The bipartisanship of the bill meant that it went through different iterations before being finalized this week, with the original Republican-led bill to direct less money to lower-income Americans.
According to Treasury Secretary Steve Mnuchin, people should expect to receive their payments within three weeks.
But the bill still leaves out many Americans.
According to the bill, those who are able to work from home are not covered in the bill. Additionally, those receiving paid sick leave or benefits from a paid family leave program are not eligible.
Student loan payments to be suspended
The federal government previously waived two months of payments and interest for many federal student loan borrowers, and this bill extends that moratorium.
Until Sept. 30, 2020, payments will be suspended for any loan held by the federal government. Direct loans made within the past 10 years are eligible as 90% of loans are eligible for the suspension, according to the Institute for College Access and Success.
Moreover, the bill indicates that interest “shall not accrue” during the six-month suspension period.

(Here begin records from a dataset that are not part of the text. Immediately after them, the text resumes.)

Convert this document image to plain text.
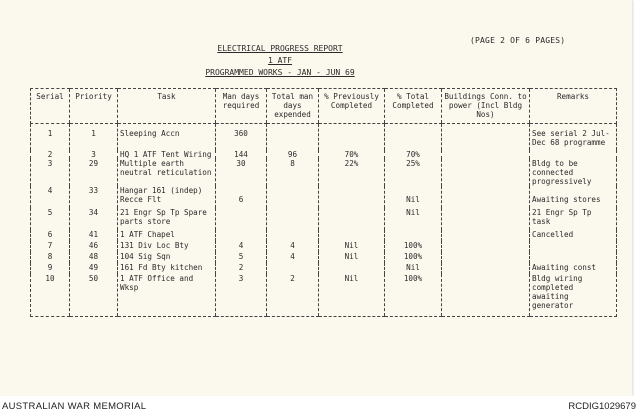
(PAGE 2 OF 6 PAGES)
ELECTRICAL PROGRESS REPORT
1 ATF
PROGRAMMED WORKS - JAN - JUN 69
Serial	Priority	Task	Man days required	Total man days expended	% Previously Completed	% Total Completed	Buildings Conn. to power (Incl Bldg Nos)	Remarks
1	1	Sleeping Accn	360					See serial 2 Jul-Dec 68 programme
2	3	HQ 1 ATF Tent Wiring	144	96	70%	70%		
3	29	Multiple earth neutral reticulation	30	8	22%	25%		Bldg to be connected progressively
4	33	Hangar 161 (indep) Recce Flt	6			Nil		Awaiting stores
5	34	21 Engr Sp Tp Spare parts store				Nil		21 Engr Sp Tp task
6	41	1 ATF Chapel						Cancelled
7	46	131 Div Loc Bty	4	4	Nil	100%		
8	48	104 Sig Sqn	5	4	Nil	100%		
9	49	161 Fd Bty kitchen	2			Nil		Awaiting const
10	50	1 ATF Office and Wksp	3	2	Nil	100%		Bldg wiring completed awaiting generator
AUSTRALIAN WAR MEMORIAL	RCDIG1029679
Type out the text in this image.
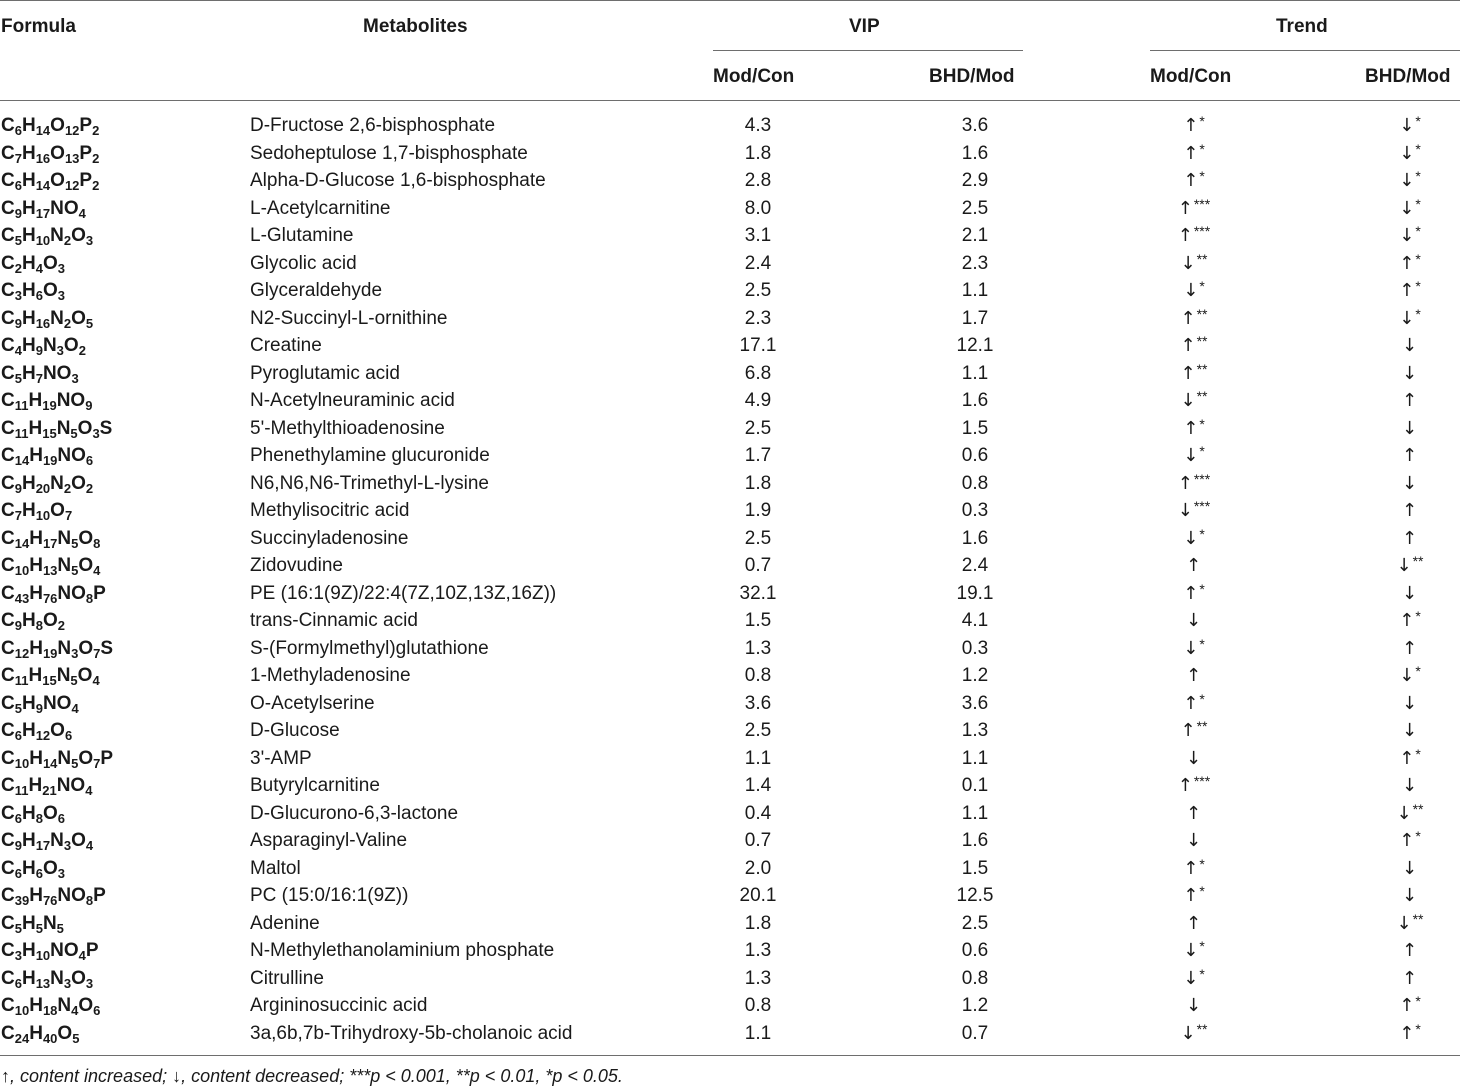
Formula	Metabolites	VIP	Trend
Mod/Con	BHD/Mod	Mod/Con	BHD/Mod
$C_6H_{14}O_{12}P_2$	D-Fructose 2,6-bisphosphate	4.3	3.6	↑*	↓*
$C_7H_{16}O_{13}P_2$	Sedoheptulose 1,7-bisphosphate	1.8	1.6	↑*	↓*
$C_6H_{14}O_{12}P_2$	Alpha-D-Glucose 1,6-bisphosphate	2.8	2.9	↑*	↓*
$C_9H_{17}NO_4$	L-Acetylcarnitine	8.0	2.5	↑***	↓*
$C_5H_{10}N_2O_3$	L-Glutamine	3.1	2.1	↑***	↓*
$C_2H_4O_3$	Glycolic acid	2.4	2.3	↓**	↑*
$C_3H_6O_3$	Glyceraldehyde	2.5	1.1	↓*	↑*
$C_9H_{16}N_2O_5$	N2-Succinyl-L-ornithine	2.3	1.7	↑**	↓*
$C_4H_9N_3O_2$	Creatine	17.1	12.1	↑**	↓
$C_5H_7NO_3$	Pyroglutamic acid	6.8	1.1	↑**	↓
$C_{11}H_{19}NO_9$	N-Acetylneuraminic acid	4.9	1.6	↓**	↑
$C_{11}H_{15}N_5O_3S$	5'-Methylthioadenosine	2.5	1.5	↑*	↓
$C_{14}H_{19}NO_6$	Phenethylamine glucuronide	1.7	0.6	↓*	↑
$C_9H_{20}N_2O_2$	N6,N6,N6-Trimethyl-L-lysine	1.8	0.8	↑***	↓
$C_7H_{10}O_7$	Methylisocitric acid	1.9	0.3	↓***	↑
$C_{14}H_{17}N_5O_8$	Succinyladenosine	2.5	1.6	↓*	↑
$C_{10}H_{13}N_5O_4$	Zidovudine	0.7	2.4	↑	↓**
$C_{43}H_{76}NO_8P$	PE (16:1(9Z)/22:4(7Z,10Z,13Z,16Z))	32.1	19.1	↑*	↓
$C_9H_8O_2$	trans-Cinnamic acid	1.5	4.1	↓	↑*
$C_{12}H_{19}N_3O_7S$	S-(Formylmethyl)glutathione	1.3	0.3	↓*	↑
$C_{11}H_{15}N_5O_4$	1-Methyladenosine	0.8	1.2	↑	↓*
$C_5H_9NO_4$	O-Acetylserine	3.6	3.6	↑*	↓
$C_6H_{12}O_6$	D-Glucose	2.5	1.3	↑**	↓
$C_{10}H_{14}N_5O_7P$	3'-AMP	1.1	1.1	↓	↑*
$C_{11}H_{21}NO_4$	Butyrylcarnitine	1.4	0.1	↑***	↓
$C_6H_8O_6$	D-Glucurono-6,3-lactone	0.4	1.1	↑	↓**
$C_9H_{17}N_3O_4$	Asparaginyl-Valine	0.7	1.6	↓	↑*
$C_6H_6O_3$	Maltol	2.0	1.5	↑*	↓
$C_{39}H_{76}NO_8P$	PC (15:0/16:1(9Z))	20.1	12.5	↑*	↓
$C_5H_5N_5$	Adenine	1.8	2.5	↑	↓**
$C_3H_{10}NO_4P$	N-Methylethanolaminium phosphate	1.3	0.6	↓*	↑
$C_6H_{13}N_3O_3$	Citrulline	1.3	0.8	↓*	↑
$C_{10}H_{18}N_4O_6$	Argininosuccinic acid	0.8	1.2	↓	↑*
$C_{24}H_{40}O_5$	3a,6b,7b-Trihydroxy-5b-cholanoic acid	1.1	0.7	↓**	↑*
↑, content increased; ↓, content decreased; ***p < 0.001, **p < 0.01, *p < 0.05.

Loan borrowers are advised to review their online accounts to see if the loan servicer has reset the billing system to represent no payment due.

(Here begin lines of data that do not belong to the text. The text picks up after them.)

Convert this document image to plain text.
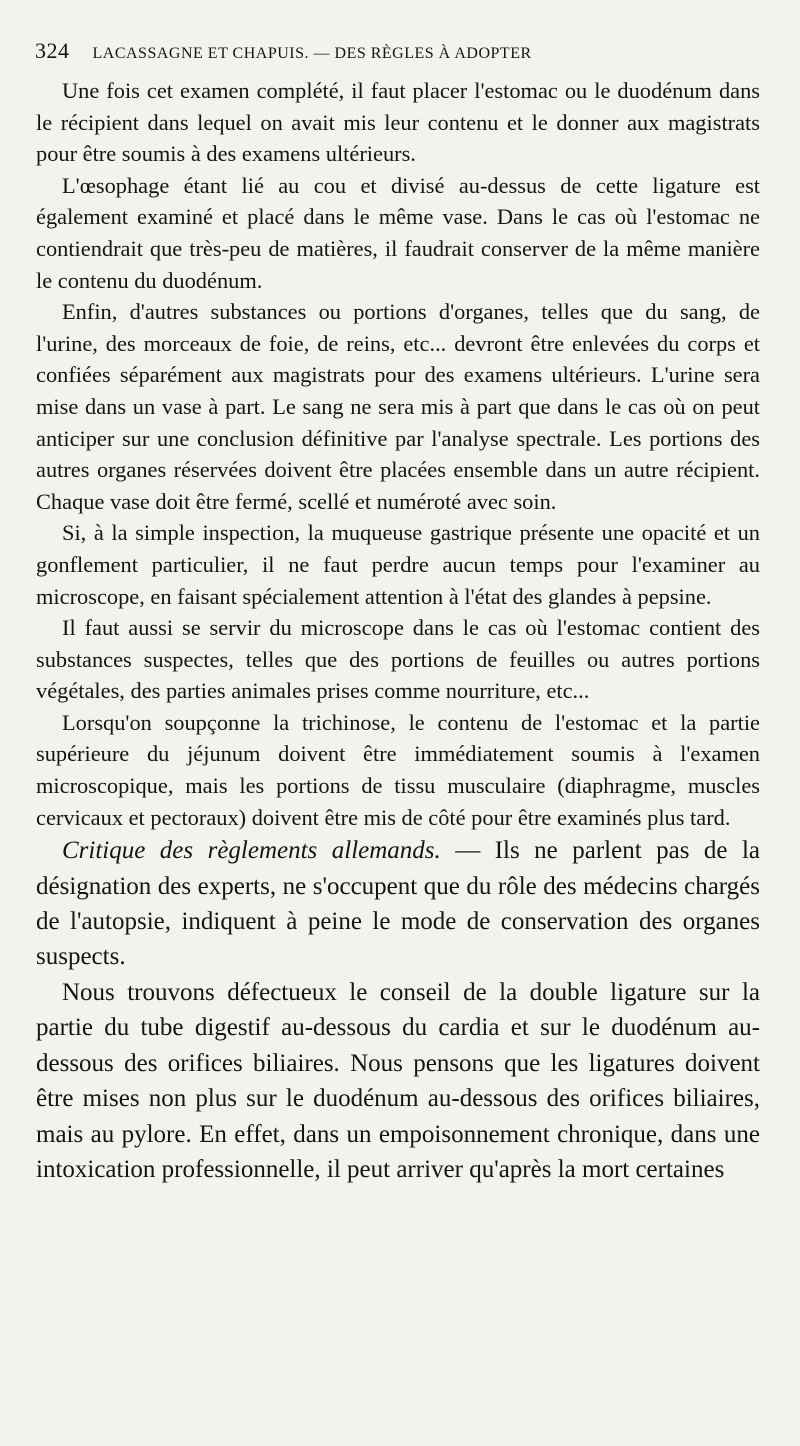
324 LACASSAGNE ET CHAPUIS. — DES RÈGLES À ADOPTER

Une fois cet examen complété, il faut placer l'estomac ou le duodénum dans le récipient dans lequel on avait mis leur contenu et le donner aux magistrats pour être soumis à des examens ultérieurs.

L'œsophage étant lié au cou et divisé au-dessus de cette ligature est également examiné et placé dans le même vase. Dans le cas où l'estomac ne contiendrait que très-peu de matières, il faudrait conserver de la même manière le contenu du duodénum.

Enfin, d'autres substances ou portions d'organes, telles que du sang, de l'urine, des morceaux de foie, de reins, etc... devront être enlevées du corps et confiées séparément aux magistrats pour des examens ultérieurs. L'urine sera mise dans un vase à part. Le sang ne sera mis à part que dans le cas où on peut anticiper sur une conclusion définitive par l'analyse spectrale. Les portions des autres organes réservées doivent être placées ensemble dans un autre récipient. Chaque vase doit être fermé, scellé et numéroté avec soin.

Si, à la simple inspection, la muqueuse gastrique présente une opacité et un gonflement particulier, il ne faut perdre aucun temps pour l'examiner au microscope, en faisant spécialement attention à l'état des glandes à pepsine.

Il faut aussi se servir du microscope dans le cas où l'estomac contient des substances suspectes, telles que des portions de feuilles ou autres portions végétales, des parties animales prises comme nourriture, etc...

Lorsqu'on soupçonne la trichinose, le contenu de l'estomac et la partie supérieure du jéjunum doivent être immédiatement soumis à l'examen microscopique, mais les portions de tissu musculaire (diaphragme, muscles cervicaux et pectoraux) doivent être mis de côté pour être examinés plus tard.

Critique des règlements allemands. — Ils ne parlent pas de la désignation des experts, ne s'occupent que du rôle des médecins chargés de l'autopsie, indiquent à peine le mode de conservation des organes suspects.

Nous trouvons défectueux le conseil de la double ligature sur la partie du tube digestif au-dessous du cardia et sur le duodénum au-dessous des orifices biliaires. Nous pensons que les ligatures doivent être mises non plus sur le duodénum au-dessous des orifices biliaires, mais au pylore. En effet, dans un empoisonnement chronique, dans une intoxication professionnelle, il peut arriver qu'après la mort certaines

Unemployment benefits expand to include more Americans
Just before the lockdowns began, 282,000 people filed for unemployment.
As of Thursday, March 19, that number climbed to 3 million, according to new data from the U.S. Department of Labor.

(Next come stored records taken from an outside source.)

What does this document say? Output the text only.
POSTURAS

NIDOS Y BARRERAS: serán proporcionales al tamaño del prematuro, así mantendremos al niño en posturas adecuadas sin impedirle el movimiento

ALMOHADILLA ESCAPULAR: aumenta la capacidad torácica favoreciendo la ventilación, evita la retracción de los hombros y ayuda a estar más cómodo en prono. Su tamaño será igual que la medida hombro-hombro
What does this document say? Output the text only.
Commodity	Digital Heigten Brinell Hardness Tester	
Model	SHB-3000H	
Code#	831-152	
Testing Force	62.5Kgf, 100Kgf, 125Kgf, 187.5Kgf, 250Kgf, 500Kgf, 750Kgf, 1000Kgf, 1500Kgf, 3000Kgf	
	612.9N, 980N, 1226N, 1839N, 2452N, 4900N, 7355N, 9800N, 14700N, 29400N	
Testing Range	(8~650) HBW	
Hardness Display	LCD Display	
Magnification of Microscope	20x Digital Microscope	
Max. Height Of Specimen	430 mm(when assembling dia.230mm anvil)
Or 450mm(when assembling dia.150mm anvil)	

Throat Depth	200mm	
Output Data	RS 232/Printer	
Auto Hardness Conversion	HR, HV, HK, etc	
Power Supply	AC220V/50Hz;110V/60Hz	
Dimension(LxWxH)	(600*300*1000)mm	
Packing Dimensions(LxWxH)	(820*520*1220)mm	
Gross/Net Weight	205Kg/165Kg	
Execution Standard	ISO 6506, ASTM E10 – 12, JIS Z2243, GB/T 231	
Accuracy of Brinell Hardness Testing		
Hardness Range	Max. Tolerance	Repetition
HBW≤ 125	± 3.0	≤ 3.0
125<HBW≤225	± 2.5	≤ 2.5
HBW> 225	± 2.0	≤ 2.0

The new spending bill addresses this uptick of unemployed Americans — many of whom were laid off for coronavirus-related reasons — and expands unemployment benefits to workers who are usually not eligible.
Those workers include all self-employed people, including gig workers, freelancers, independent contractors as well as part-time workers.
These benefits will be used to replace the average worker’s paycheck. Unemployment often compensates for 40% to 45% of that paycheck, but the expansion of benefits will attempt to close that gap and provide 100% of lost wages.
The exact amount of unemployment welfare depends on the state, but the average person who is eligible for unemployment under this plan will receive an extra $600 of federal pandemic relief per week for up to four months.
Businesses get a boost through $500 billion lending program
As a way to help businesses who have been and will be affected by coronavirus-related orders, $500 billion has been allocated toward a lending program for struggling businesses.
The measure offers $377 billion in federally guaranteed loans to small businesses. While the measure provides aid to struggling industries like airlines, the cruise industry and the oil industry are not included in eligible businesses.
The bill also calls for an inspector general and an accountability committee to oversee the spending, but given that the administration gets to choose the overseers, those who opposed the 2008 bank bailout worry that any misuse of funds may slip through the cracks.
Notably, the bill also provides $100 billion to hospitals who are overcrowded with COVID-19 cases.
Credit damage aversion and relief for renters
Those who may be worried that the expanded benefits will hurt their credit report should not be worried. The sweeping bill states that from Jan. 31, 2020 to 120 days after the national emergency declaration is moot, lenders and other creditors are ordered to mark credit files as current.
Any irregularities or marks on file that appeared before the outbreak will remain unless fixed during the national emergency period.
The bill also puts a temporary, nationwide moratorium on evictions for renters whose landlords have mortgages associated with Fannie Mae, Freddie Mac and other federal-sanctioned entities.
The moratorium will be in effect for 120 days after the bill’s passing and landlords are prohibited from charging fees or penalties due to nonpayment of rent.